Subir des privations dans l'enfance est lié à l’impulsivité à l'âge adulte conclut cette équipe de pédiatres et de psychiatres de l’Université d'Aston (UK). Des conséquences, documentées dans la revue Royal Society Open Science, qui peuvent rejoindre, sous certains aspects, celles de la négligence et de la maltraitance ou toute autre exposition négative à l'enfance de nature à déclencher un besoin de compensation.
Les chercheurs identifient également un lien entre la privation à l'enfance et des dépendances plus tard dans la vie. Cependant, c’est surtout une forme « caractéristique » d’impulsivité qui se traduit par une préférence marquée et incontrôlable pour la gratification immédiate qui ressort de cette étude. En pratique cette impulsivité caractéristique à l’âge adulte se traduit par une augmentation des dépenses alimentaires, des aliments malsains et caloriques, entre autres formes de surconsommation -et de compensation.

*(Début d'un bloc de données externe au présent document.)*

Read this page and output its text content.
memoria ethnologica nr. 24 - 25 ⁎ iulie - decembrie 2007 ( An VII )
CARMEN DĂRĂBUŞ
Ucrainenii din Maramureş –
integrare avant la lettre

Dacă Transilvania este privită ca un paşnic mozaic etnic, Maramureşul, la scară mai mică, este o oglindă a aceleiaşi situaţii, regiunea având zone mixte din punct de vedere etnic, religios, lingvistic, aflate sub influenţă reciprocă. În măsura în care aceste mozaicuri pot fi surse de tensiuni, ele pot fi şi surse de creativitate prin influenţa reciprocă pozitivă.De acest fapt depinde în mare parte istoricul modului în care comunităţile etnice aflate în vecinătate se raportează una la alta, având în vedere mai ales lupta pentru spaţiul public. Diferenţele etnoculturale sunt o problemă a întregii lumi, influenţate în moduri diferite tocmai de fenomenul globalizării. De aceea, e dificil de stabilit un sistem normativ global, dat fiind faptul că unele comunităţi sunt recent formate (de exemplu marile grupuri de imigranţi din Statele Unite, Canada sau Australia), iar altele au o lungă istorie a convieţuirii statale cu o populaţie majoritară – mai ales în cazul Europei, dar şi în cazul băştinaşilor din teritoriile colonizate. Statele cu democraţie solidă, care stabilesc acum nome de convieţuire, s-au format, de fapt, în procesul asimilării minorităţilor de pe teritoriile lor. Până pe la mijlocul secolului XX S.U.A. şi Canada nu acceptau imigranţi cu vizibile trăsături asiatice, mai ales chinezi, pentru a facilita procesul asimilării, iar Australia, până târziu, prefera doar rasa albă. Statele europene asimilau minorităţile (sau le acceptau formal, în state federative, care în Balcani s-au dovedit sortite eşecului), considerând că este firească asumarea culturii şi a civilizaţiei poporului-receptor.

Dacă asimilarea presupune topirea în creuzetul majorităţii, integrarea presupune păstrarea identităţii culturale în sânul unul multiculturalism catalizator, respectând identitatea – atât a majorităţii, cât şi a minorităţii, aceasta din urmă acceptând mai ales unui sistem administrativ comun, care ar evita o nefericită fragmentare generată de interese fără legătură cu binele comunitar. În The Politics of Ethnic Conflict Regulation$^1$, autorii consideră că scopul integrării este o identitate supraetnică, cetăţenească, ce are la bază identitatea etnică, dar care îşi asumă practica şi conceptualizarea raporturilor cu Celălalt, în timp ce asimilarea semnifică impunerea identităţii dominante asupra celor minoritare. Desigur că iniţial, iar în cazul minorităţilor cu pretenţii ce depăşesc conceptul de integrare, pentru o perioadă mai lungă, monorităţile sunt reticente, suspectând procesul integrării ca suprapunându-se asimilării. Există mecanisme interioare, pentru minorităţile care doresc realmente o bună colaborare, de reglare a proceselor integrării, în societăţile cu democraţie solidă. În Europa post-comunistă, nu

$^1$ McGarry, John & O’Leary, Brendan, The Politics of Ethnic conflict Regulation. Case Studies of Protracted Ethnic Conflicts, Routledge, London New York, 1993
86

De précédentes études avaient déjà suggéré, écrivent les auteurs dans leur communiqué, que les enfants ayant vécu dans la pauvreté et l'insécurité alimentaire ont tendance à avoir un indice de masse corporelle plus élevé à l'âge adulte.
L’étude, issue de plus de 6 années de suivi, identifie ainsi,
un autre lien entre l'impulsivité, l'obésité et les autres dépenses de la vie courante.
L’auteur principal, Richard Tunney, directeur et professeur à l'école de psychologie de l'Université d'Aston et son équipe ont suivi 146 enfants, âgés en moyenne de 8 ans, vivant dans certaines des zones les plus défavorisées d'Angleterre et ont comparés leurs données de comportement et de dépenses, avec celles d’enfants vivant dans des quartiers plus aisés. Les enfants avaient le choix entre ramener à la maison une petite somme d'argent (par exemple, 1 £) ou de recevoir 10 £ par semaine, voire plus un an plus tard. Le délai que chaque participant est capable d’attendre pour obtenir sa récompense permet, dans de telles études, d’évaluer un « taux d'actualisation » qui illustre à quel point le temps d'attente réduit la valeur de l'argent. Ainsi,
- une personne impulsive va préférer 1 £ immédiatement, plutôt que 10 £ dans 1, 6 mois ou 1 an,
- une personne moins impulsive sera disposée à attendre 6 mois pour recevoir 10 £, une personne encore moins impulsive, 1 an, pour recevoir 15 £.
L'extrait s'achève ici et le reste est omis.